Lyn McLean would be a great source of fakery. After McLean scares the wits out of the technically illiterate with her writings, she will also cheerfully sell ‘EMR shielding paint’ (which doesn’t work) and RF field strength meters labelled as “electrosmog” meters (which give the user no useful information whatsoever).

The biggest red flag there is regarding con-artistry is the coincidence that the con-artist will also, ever so conveniently, sell you the solution to the problem which they have persuaded you is real.

Devra Lee Davis is a prolific bullshit artist.
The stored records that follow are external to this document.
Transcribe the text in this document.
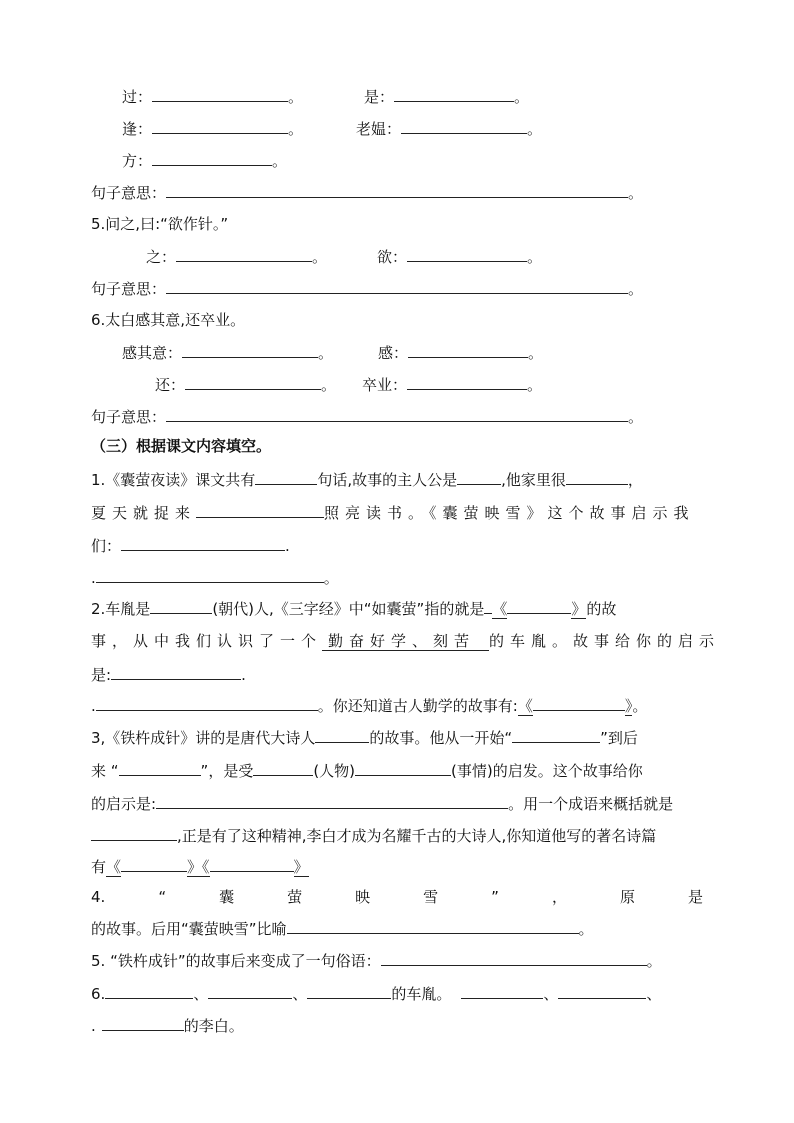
过：	。	是：	。
逢：	。	老媪：	。
方：	。
句子意思：	。
5.问之,曰:“欲作针。”
之：	。	欲：	。
句子意思：	。
6.太白感其意,还卒业。
感其意：	。	感：	。
还：	。 卒业：	。
句子意思：	。
（三）根据课文内容填空。
1.《囊萤夜读》课文共有	句话,故事的主人公是	,他家里很	，
夏天就捉来	照亮读书。《囊萤映雪》这个故事启示我
们：	.
.	。
2.车胤是	(朝代)人,《三字经》中“如囊萤”指的就是 《	》的故
事，从中我们认识了一个 勤奋好学、刻苦 的车胤。故事给你的启示
是:	.
.	。你还知道古人勤学的故事有:《	》。
3,《铁杵成针》讲的是唐代大诗人	的故事。他从一开始“	”到后
来 “	”，是受	(人物)	(事情)的启发。这个故事给你
的启示是:	。用一个成语来概括就是
,正是有了这种精神,李白才成为名耀千古的大诗人,你知道他写的著名诗篇
有《	》《	》
4.	“	囊	萤	映	雪	”	，	原	是
的故事。后用“囊萤映雪”比喻	。
5. “铁杵成针”的故事后来变成了一句俗语：	。
6.	、	、	的车胤。	、	、
.	的李白。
You can stop having panic attacks now. There remains zero credible evidence that non-ionising radiation, at any frequency or field strength, presents any health hazard of any kind.

Comment by weez 11.20.14 @ 5:20 pm

Thanks for that! I do feel better. But this santosh kesari guy and Deve lee Davis, how do I discredit them? I’ve googled them and would love to show how they are full of shit to impress my lecturers

Comment by Karyn 11.21.14 @ 6:33 pm

Break their claims down into individual alleged medical problems and then compare against facts about non-ionising electromagnetic radiation from the UN World Health Organisation, ICNIRP and so on. There’s quite a lot of things I’ve written & referenced on the topic right here on mgk. Skepdic has an entry on Davis. Loads of links on this & related topics on Skepdic that you can follow until your eyes bleed.
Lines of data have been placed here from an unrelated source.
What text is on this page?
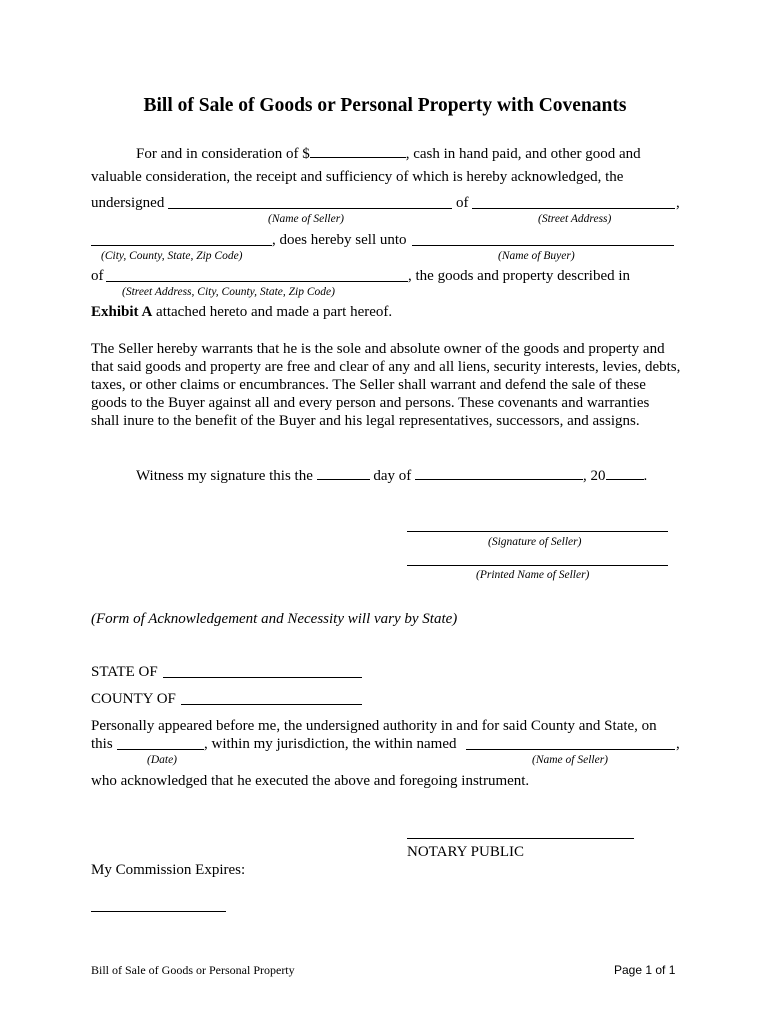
Bill of Sale of Goods or Personal Property with Covenants
For and in consideration of $	, cash in hand paid, and other good and
valuable consideration, the receipt and sufficiency of which is hereby acknowledged, the
undersigned	of	,
(Name of Seller)	(Street Address)
, does hereby sell unto
(City, County, State, Zip Code)	(Name of Buyer)
of	, the goods and property described in
(Street Address, City, County, State, Zip Code)
Exhibit A attached hereto and made a part hereof.
The Seller hereby warrants that he is the sole and absolute owner of the goods and property and that said goods and property are free and clear of any and all liens, security interests, levies, debts, taxes, or other claims or encumbrances. The Seller shall warrant and defend the sale of these goods to the Buyer against all and every person and persons. These covenants and warranties shall inure to the benefit of the Buyer and his legal representatives, successors, and assigns.
Witness my signature this the	day of	, 20	.
(Signature of Seller)
(Printed Name of Seller)
(Form of Acknowledgement and Necessity will vary by State)
STATE OF
COUNTY OF
Personally appeared before me, the undersigned authority in and for said County and State, on
this	, within my jurisdiction, the within named	,
(Date)	(Name of Seller)
who acknowledged that he executed the above and foregoing instrument.
NOTARY PUBLIC
My Commission Expires:
Bill of Sale of Goods or Personal Property	Page 1 of 1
While you can’t prove a negative, you can show that there’s 25,000 peer reviewed WHO research papers over 30 years which have found no health effects from non-ionising radiation. As regards “electrosensitivity,’ this metastudy is good ‘Electromagnetic Hypersensitivity: A Systematic Review of Provocation Studies‘ If you’re interested in specific health effects of mobile phones and associated towers, Prof Simon Chapman at USyd has long experience researching the area and can direct you further.

Rotsaruck!

Comment by weez 11.21.14 @ 6:55 pm

Thanks! I’ve been doing a bit of my own research and found this: http://www.sciencebasedmedicine.org/a-disconnect-between-cell-phone-fears-and-science/ which seems a good a place as any to start. This is good stuff. Feeling more confident about how to tackle this essay now 🙂

Comment by Karyn 11.21.14 @ 7:13 pm

Yep, SBM is an excellent source.

Go gittem, tigger. 🙂

Comment by weez 11.21.14 @ 7:34 pm

Karyn, as regards the ‘Swedish review strengthens grounds for concluding that radiation… blah blah,’ see if the name Olle Johansson pops up anywhere near it. Johansson is a perennial mobile phone/wifi/etc crackpot and in fact advised the Danish students who ‘discovered’ they could not sprout cress seeds near a wifi router, which was more a case of bad science than evil radio signals. Given wifi is one of the lowest powered data comms protocols you’re ever likely to see- typical power output at about 50 milliwatts (0.05 watts)- wifi would be one of the least suspect sources of harm of any sort, especially given there are TV & radio transmitters all over the world which pound out as much as 1,000,000 watts 24/7/365.

Turns out Johanssen is a serial crank. A Swedish skeptics’ group named him as ‘Misleader of the Year‘ in 2004.

Once you start looking into the supposed hazards of non-ionising radiation, the same names keep popping up over and over and over. I would not be at all surprised to find Johansson is associated in some manner with the ‘study’ which Devra Lee Davis has co-authored.